The Nobel Assembly at Karolinska Institutet said on Monday that Dr Pääbo’s pioneering research achieved the “seemingly impossible”, helping crack the genomes of extinct hominins, including Neanderthals, and thereby shedding light on human evolution.

Dr Pääbo’s body of work spanning decades has given rise to an entirely new scientific discipline called paleogenomics.

This field of research has unraveled the genetic differences distinguishing modern-day humans from extinct hominins, shedding more light on what makes us uniquely human.

The Swedish scientist was also behind the discovery of a previously unknown extinct hominin species Denisova.

His work helped establish that gene transfer had occurred from these now extinct species to Homo sapiens following the migration out of Africa.

“This ancient flow of genes to present-day humans has physiological relevance today, for example affecting how our immune system reacts to infections,” the Nobel Assembly said in a statement.

Studies have shown that groups of Homo sapiens migrated from Africa to the Middle East about 70,000 years ago, and then they spread to the rest of the world from there.

Research has also revealed that Homo sapiens and Neanderthals coexisted in many parts of Eurasia for tens of thousands of years.
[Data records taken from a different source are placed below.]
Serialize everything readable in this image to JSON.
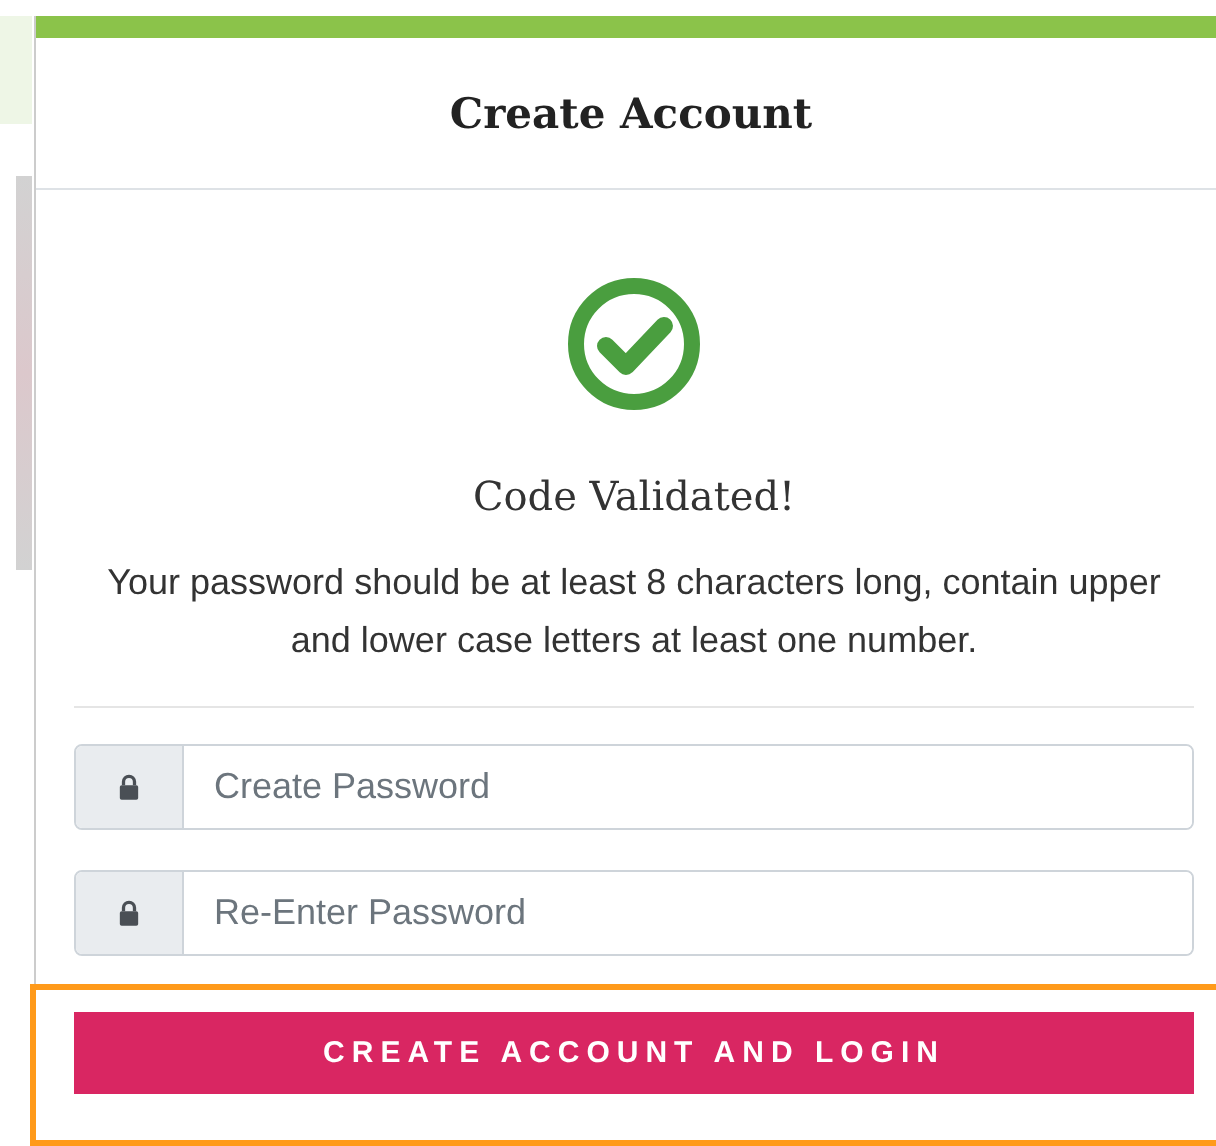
{
  "modal": {
    "title": "Create Account"
  },
  "status": {
    "heading": "Code Validated!",
    "message": "Your password should be at least 8 characters long, contain upper and lower case letters at least one number."
  },
  "fields": [
    {
      "placeholder": "Create Password"
    },
    {
      "placeholder": "Re-Enter Password"
    }
  ],
  "submit": {
    "label": "CREATE ACCOUNT AND LOGIN",
    "focused": true
  }
}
To understand what relationship humans had with the extinct human ancestor, scientists sought to understand the genetic relationship between different human populations, but it was considered “seemingly impossible” to crack the genome of Neanderthals.

This was because over the thousands of years since they became extinct, only trace amounts of their DNA are left, and any remaining DNA was massively contaminated with those of bacteria and modern-day humans.

Over several decades, Dr Pääbo developed methods to study DNA from Neanderthals.

Beginning in 1990, Dr Pääbo managed to sequence a region of DNA from the mitochondria sampled from a 40,000-year-old piece of Neanderthal bone – helping conclude that the species was genetically distinct.

Then in 2010, working with new techniques, the Swedish geneticist published the first Neanderthal genome sequence, which helped estimate that the most recent common ancestor of Neanderthals and modern humans lived around 800,000 years ago.

His research also showed that DNA sequences from Neanderthals were more similar to those from contemporary humans from Europe or Asia than to modern-day humans from Africa, suggesting that Neanderthals and Homo sapiens interbred during their thousands of years of coexistence.

Dr Pääbo’s body of work has shed light on gene sequences humans have inherited from our extinct relatives that influence our physiology.

Citing an example, the Nobel Assembly noted that a version of the gene EPAS1 in Denisovans confers an advantage for survival at high altitudes, and is common among present-day Tibetans.

Some genes discovered in Neanderthals whose versions are also in modern-day humans affect our immune response to different types of infections, scientists say.